Genetically Viable Populations Flashcards
Long term genetic health. Populations must be large enough to:
A) Retain reproductive fitness by avoiding ID
B) Retain evolutionary potential
C) Avoid accumulation of new deleterious alleles
Retaining reproductive fitness
Total avoidance of inbreeding depression is impossible, therefore how much inbreeding can be tolerated without significant ID? Soule (1980) Ne = 50 to avoid inbreeding depression. Many captive population N= less than 50, they are too small.
Retaining evolutionary potential
Franklin (1980) stated Ne of 500 was minimum. Balance between loss of drift and gain by mutation. Lande (1995) upped it, Ne = 5000. Only 10 % of mutations are useful.
Retaining evolutionary potential caution
A minimum Ne of 500 or 5000 must be treated with caution.
1) These minimum sizes ignore natural selection
2) Fitness is a priority for evolutionary potential but these estimates are derived from peripheral characters.

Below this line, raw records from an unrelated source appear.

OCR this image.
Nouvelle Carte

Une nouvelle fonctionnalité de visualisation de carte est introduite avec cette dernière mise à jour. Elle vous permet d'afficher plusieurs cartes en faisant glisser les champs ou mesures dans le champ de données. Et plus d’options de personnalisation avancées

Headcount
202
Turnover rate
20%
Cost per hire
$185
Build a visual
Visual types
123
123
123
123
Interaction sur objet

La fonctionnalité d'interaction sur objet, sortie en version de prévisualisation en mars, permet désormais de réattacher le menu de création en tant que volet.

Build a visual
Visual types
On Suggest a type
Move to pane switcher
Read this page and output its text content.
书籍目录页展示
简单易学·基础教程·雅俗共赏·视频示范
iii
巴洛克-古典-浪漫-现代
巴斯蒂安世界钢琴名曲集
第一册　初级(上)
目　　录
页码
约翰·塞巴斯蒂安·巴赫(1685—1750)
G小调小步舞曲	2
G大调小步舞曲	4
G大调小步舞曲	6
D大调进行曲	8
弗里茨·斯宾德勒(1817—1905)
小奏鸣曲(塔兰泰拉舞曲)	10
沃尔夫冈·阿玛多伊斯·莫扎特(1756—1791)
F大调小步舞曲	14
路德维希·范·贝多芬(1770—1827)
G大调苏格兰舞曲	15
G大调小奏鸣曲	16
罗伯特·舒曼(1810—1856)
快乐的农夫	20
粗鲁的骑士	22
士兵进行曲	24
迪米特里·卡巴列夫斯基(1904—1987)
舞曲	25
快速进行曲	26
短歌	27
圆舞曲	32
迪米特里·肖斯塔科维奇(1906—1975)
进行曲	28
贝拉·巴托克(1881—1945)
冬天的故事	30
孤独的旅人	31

3) These estimates consider heterozygosity, but ignores allelic diversity.
A serviere IB will occur at these sizes.
Species with an Ne of less than 500
Depletion of genetic diversity, reduced ability to evolve to novel threats, inbreeding, IB. Species will require more an increasing conservation effort.
Avoiding accumulation of new deleterious alleles
In large populations deleterious alleles kept at low frequencies. In small populations mildly deleterious alleles become ‘neutral’.
Chances are that IB is more likeyly to cause extinction than ‘mutation meltdown’.
Genetic goals in species conservation
Very few programmes have genetic goals. Target Ne can be used to measure success. If captive species need an Ne of 500+ then more space is needed. Only solution is to compromise, biologists must lower the viability threshold to accommodate more species. We can manipulate Ne/N ratios in captive populations to maximise Ne. In most captive populations Ne = 0.3.